Are mortgage and refinance rates rising or falling?

Today and soon

None of us has a crystal ball. And all any of us can do is assess where markets are and where they’re likely to go. It’s all about the odds.

But, on that basis, I don’t perceive many grounds for optimism over mortgage rates at the moment. The economic pressures that have pushed them higher this year are still strong. And the ones that try to drag them lower remain relatively weak.
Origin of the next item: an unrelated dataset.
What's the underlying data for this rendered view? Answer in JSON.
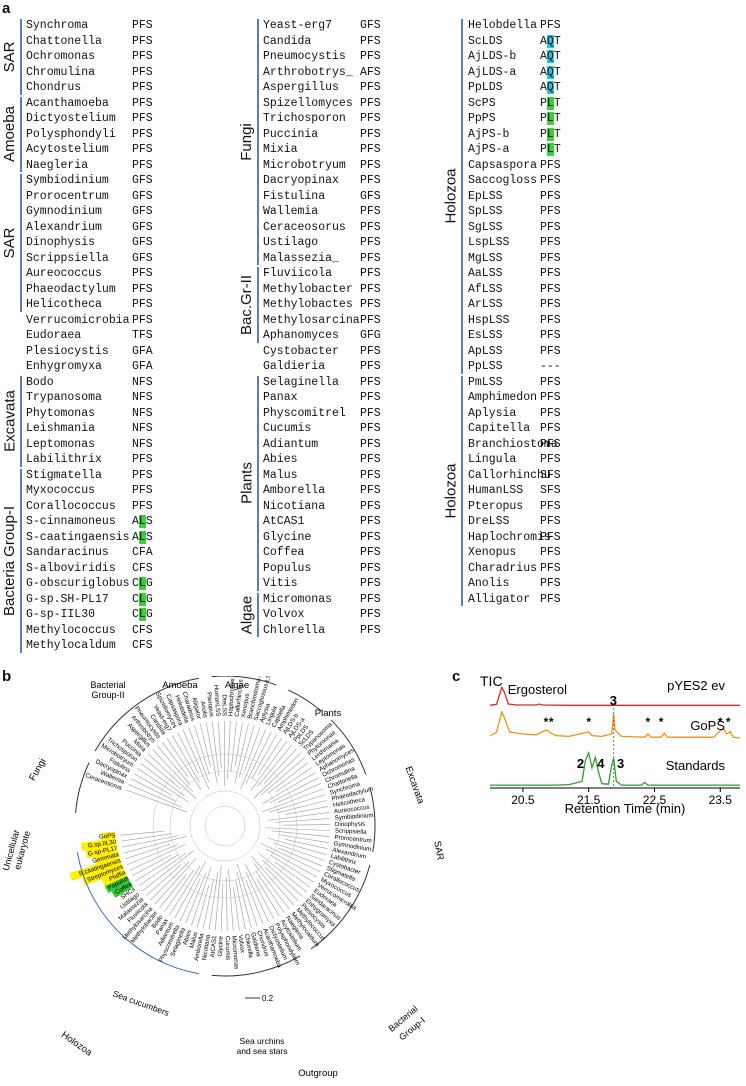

Of course, all that could always change in the blinking of an eye. And we could find ourselves seeing new all-time lows. But will markets actually alter course to that extent? Only if some massively important bad news emerges. And what are the odds of that?

That’s not to say recent movements have been either strong or quick. If you add up all the rises and falls so far this month, mortgage rates are only a bit higher than they were at the start. But, to my eyes, we’re a long way off seeing significant and sustained falls.

For more background on my wider thinking, read our latest weekend edition, which is published every Saturday soon after 10 a.m. (ET).

Recently

Over much of 2020, the overall trend for mortgage rates was clearly downward. And a new, weekly all-time low was set on 16 occasions last year, according to Freddie Mac.

The most recent weekly record low occurred on Jan. 7, when it stood at 2.65% for 30-year fixed-rate mortgages. But rates then rose. And Freddie’s Mar. 4 report puts that weekly average at 3.02% (with 0.6 fees and points), up from the previous week’s 2.97%.

Expert mortgage rate forecasts

Looking further ahead, Fannie Mae, Freddie Mac, and the Mortgage Bankers Association (MBA) each have a team of economists dedicated to monitoring and forecasting what will happen to the economy, the housing sector, and mortgage rates.

And here are their current rates forecasts for each quarter of 2021 (Q1/21, Q2/21, Q3/21, and Q4/21).

The numbers in the table below are for 30-year, fixed-rate mortgages. Fannie’s and the MBA’s were updated on Feb. 18 and 19 respectively. But Freddie now publishes forecasts quarterly and its figures are from mid-January:

Forecaster Q1/21 Q2/21 Q3/21 Q4/21
Fannie Mae 2.8% 2.8% 2.9% 2.9%
Freddie Mac 2.9% 2.9% 3.0% 3.0%
MBA 2.8% 3.1% 3.3% 3.4%

However, given so many unknowables, the current crop of forecasts may be even more speculative than usual. And there’s certainly a widening spread as the year progresses.

Find your lowest rate today

Some lenders have been spooked by the pandemic. And they’re restricting their offerings to just the most vanilla-flavored mortgages and refinances.

But others remain brave. And you can still probably find the cash-out refinance, investment mortgage or jumbo loan you want. You just have to shop around more widely.

But, of course, you should be comparison shopping widely, no matter what sort of mortgage you want. As federal regulator the Consumer Financial Protection Bureau says:

Shopping around for your mortgage has the potential to lead to real savings. It may not sound like much, but saving even a quarter of a point in interest on your mortgage saves you thousands of dollars over the life of your loan.